As I have once told you that I practiced lung-gom-pa, I filled my intestines by taking huge breaths of air and leaping cross-legged with the breath held. It’s like plavini pranayama, where you can float on water because you become like a balloon.
Of course, I do agree with you that in the higher spiritual levels, the dantian becomes as what you would say a portal to another dimension. But, still at this level, prior to inner alchemy, I mean qigong-wise, the qi pressure metaphor is good.
FajinMarch 25, 2006 at 7:20 am #11636
f> assuming that the practitioner already has gotten through the blockages in his orbit before he even THINKS of accumulating qi >
That’s quite an assumption.
f> As I have once told you that I practiced lung-gom-pa, I filled my intestines by taking huge breaths of air and leaping cross-legged with the breath held.

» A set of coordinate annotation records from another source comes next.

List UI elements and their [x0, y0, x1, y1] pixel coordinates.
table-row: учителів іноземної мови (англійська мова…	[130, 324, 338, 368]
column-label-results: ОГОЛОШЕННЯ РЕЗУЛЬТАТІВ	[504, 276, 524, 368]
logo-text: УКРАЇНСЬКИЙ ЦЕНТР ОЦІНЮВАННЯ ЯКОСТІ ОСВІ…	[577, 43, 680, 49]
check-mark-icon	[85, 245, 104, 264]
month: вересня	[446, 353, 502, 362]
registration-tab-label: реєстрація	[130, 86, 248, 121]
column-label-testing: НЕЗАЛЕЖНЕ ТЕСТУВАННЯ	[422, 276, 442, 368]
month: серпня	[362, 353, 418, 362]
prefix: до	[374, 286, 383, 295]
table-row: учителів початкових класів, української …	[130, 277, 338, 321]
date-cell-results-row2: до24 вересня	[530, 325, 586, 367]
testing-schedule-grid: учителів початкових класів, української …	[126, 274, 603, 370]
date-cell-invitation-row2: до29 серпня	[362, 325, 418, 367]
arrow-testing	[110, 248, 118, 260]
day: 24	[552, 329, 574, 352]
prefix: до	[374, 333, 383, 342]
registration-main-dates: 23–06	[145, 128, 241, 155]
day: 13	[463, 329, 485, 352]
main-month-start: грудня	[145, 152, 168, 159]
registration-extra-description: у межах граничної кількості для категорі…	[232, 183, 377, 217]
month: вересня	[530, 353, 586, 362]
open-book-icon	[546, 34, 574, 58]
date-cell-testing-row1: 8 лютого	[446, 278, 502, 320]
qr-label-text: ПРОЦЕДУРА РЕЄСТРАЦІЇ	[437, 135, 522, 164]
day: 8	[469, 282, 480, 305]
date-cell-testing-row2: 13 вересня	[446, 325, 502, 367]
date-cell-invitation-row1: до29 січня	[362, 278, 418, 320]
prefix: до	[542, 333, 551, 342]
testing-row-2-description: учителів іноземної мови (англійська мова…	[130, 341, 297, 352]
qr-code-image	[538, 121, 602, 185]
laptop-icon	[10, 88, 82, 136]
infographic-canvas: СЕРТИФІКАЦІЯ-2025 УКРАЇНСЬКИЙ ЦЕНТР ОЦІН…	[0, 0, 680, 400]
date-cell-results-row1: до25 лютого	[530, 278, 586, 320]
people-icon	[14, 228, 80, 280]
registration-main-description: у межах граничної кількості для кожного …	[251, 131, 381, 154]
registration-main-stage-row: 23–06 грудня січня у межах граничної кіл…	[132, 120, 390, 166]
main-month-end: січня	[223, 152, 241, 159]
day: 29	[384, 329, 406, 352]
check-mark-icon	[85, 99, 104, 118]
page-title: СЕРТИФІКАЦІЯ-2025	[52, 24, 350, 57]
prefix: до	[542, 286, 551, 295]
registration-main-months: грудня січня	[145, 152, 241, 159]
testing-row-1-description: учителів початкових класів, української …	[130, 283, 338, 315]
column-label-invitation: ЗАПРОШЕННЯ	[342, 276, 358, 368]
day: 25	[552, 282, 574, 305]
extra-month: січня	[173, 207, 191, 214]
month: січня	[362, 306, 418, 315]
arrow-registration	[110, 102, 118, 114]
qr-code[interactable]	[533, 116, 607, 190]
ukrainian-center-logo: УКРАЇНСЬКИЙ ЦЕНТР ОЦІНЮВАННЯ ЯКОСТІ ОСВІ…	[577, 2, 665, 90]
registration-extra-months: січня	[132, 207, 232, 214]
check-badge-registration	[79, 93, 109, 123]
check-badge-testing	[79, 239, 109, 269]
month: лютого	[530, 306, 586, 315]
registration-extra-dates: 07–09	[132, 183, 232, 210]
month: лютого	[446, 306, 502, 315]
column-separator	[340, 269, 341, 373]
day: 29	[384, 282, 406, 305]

It’s like plavini pranayama, where you can float on water because you become like a balloon. >
You have an interesting background, and your prior training has probably served you well.
Books need to be written in such a way as to be safe for a wide variety of people; its only responsible. Presenting “iron shirt” and “tire pressure” as introductory metaphors .. into a culture where most people are trained in weight lifting, not qi gong, is simply reckless. And undoubtedly promotes injury for too many people. If this was his first book… but he’s had 25 years since IS1 was written (and, by all accounts – including those within the HT organization, produced way too many injuries).March 25, 2006 at 8:02 am #11638March 25, 2006 at 8:47 am #11640
couple of years of stupidity
then when one learns the grace of moving, gentleness and awareness…
1 year: for healing the ankles
1 year: for healing the knees
1 year: for healing the hips
THEN THE STEEL CAN BE YIELDED.March 25, 2006 at 3:34 pm #11642
You are right. In a culture like this with people wjo stubbornly want to try things ahead without knowing what they are doing, they get themselves injured. I don’t think the book was bad in presenting the theory and application, but another book after people injured themselves in Iron shirt I was a mistake on Chia’s part.
FajinMarch 25, 2006 at 3:36 pm #11644
Takes too long. I would say so for the average westerner, but not someone like me who goes at it for the whole day sometimes. From morning to night.
FajinMarch 25, 2006 at 3:43 pm #11646
Thank you for the open conversation.
(And thanks to Michael & James for providing this space where we can all openly share views.)